Rain for some, pain for others: dryland farmers smiling, vineyards staring down a rough vintage


You can feel it in the air across the broader Mallee right now — dryland farmers are welcoming this rain. Not because they’re about to hook up the airseeder tomorrow… but because it’s the kind of soaking that starts building soil moisture ahead of the main sowing window.




And that timing matters.

In the Wimmera/Mallee, the commonly quoted “sweet spot” for sowing a lot of winter crops  is late April into early/mid-May
So with today being Sunday 1 March 2026, most growers are still looking at weeks, not days, before the bulk of sowing kicks off and they’ll take all the stored moisture they can get between now and then.

For dryland farming, this is the sort of rain that:

  • wets up the topsoil and helps start rebuilding a profile

  • gives growers confidence to line up seed, fert and fuel

  • sets up the paddock for that late-April/May push when sowing ramps up

It doesn’t mean everyone starts sowing next week — it means the foundation is better when that time comes.

Sunraysia vineyards: “This is about the worst timing”


Now the hard bit.

While the grain guys can bank the moisture for later, our vineyards are in the thick of it right now -sultanas drying, wine grapes coming off, table grapes still needing to meet tight specs.

So yes, there’s the obvious hit: fruit quality.

  • Sultanas: re-wetting can mean splitting, mould risk and downgrades.

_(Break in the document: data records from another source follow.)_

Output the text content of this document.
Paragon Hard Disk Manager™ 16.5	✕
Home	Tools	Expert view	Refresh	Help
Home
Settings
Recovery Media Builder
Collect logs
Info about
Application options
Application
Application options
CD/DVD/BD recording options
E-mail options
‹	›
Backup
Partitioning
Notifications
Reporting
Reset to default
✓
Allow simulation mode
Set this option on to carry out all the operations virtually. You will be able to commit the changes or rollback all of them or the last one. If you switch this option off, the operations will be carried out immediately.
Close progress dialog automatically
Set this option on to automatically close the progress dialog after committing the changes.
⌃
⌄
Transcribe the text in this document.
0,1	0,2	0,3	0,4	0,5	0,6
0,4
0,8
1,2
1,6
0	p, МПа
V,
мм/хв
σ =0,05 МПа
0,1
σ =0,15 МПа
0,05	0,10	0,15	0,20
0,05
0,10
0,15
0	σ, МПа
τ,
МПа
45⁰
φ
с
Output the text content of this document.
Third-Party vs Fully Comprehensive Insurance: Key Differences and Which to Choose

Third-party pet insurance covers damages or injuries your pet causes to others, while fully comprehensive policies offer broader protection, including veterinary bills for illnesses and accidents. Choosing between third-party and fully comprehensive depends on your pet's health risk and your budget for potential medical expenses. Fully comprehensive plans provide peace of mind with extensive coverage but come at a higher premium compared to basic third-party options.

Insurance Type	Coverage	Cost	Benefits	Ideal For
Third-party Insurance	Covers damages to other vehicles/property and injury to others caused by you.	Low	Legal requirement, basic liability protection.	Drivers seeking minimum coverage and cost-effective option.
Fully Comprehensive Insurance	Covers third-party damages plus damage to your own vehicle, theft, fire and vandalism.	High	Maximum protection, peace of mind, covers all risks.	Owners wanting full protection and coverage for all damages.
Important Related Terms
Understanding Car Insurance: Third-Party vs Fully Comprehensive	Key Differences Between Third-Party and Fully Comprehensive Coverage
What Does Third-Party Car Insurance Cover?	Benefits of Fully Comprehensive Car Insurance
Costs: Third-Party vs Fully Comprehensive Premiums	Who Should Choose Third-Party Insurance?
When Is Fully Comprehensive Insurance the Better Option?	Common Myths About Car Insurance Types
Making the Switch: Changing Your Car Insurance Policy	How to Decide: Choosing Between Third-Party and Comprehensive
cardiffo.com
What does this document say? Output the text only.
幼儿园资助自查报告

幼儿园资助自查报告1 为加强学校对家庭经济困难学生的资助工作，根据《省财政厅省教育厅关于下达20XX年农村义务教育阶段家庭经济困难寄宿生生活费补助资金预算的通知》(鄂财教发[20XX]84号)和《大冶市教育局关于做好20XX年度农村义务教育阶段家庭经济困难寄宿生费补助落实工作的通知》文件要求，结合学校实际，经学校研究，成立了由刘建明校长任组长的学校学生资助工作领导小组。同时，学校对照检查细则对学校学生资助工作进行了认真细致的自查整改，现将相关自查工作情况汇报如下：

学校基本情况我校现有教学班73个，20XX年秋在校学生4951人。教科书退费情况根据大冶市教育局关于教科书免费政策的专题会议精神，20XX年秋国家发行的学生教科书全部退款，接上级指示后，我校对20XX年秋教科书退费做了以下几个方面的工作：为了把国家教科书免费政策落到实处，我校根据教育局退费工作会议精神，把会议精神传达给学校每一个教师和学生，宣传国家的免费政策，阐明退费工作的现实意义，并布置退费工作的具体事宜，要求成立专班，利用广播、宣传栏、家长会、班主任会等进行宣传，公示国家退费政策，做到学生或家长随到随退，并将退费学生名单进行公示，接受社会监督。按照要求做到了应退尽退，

  • Wine grapes: disease pressure spikes (botrytis risk goes up fast) and quality can slip. 

  • Table grapes: appearance and storage life are everything, and rain can turn “export spec” into “second grade” in a hurry.

But the sneaky killer isn’t just what the rain does to the fruit…

Even if it stops raining now, the damage keeps ticking

Because vineyards don’t magically switch back on the minute the clouds move on.

After a solid event like this, you can be dealing with:

  • blocks too wet to safely get machinery into

  • spray windows blown out (and disease doesn’t wait)

  • harvest schedules delayed

  • drying and picking programs thrown sideways

  • contractors and logistics stacked up behind every other grower who’s also trying to “catch up”

So even if the rain stopped today, it can still be days (or longer) before some growers can properly get back onto the block and, in vintage season, lost time is lost money.

And the dollars don’t stop at the farm gate

The part that matters for the whole district.

When growers get belted, it doesn’t just show up on their balance sheet, it flows straight through the community:

  • packing sheds and coolstores

  • freight and logistics

  • chemical and fert suppliers

  • mechanics, tyres, spare parts

  • ag contractors

  • fuel depots

  • even the cafés, pubs and local shops that rely on people having confidence to spend

When farmers do well, Sunraysia does well. When vintage gets smashed, everyone feels it - not always immediately, but it hits.

The brutal truth: the same rain can be a blessing and a headache

So yep, there’ll be plenty of smiles out in the dryland paddocks because this rain helps set up sowing later in April/May.
But around the vineyards, it’s a different mood: this could be one of those events that turns a tough season into a painful one, not just through quality issues, but through the lost working time and the scramble that comes after.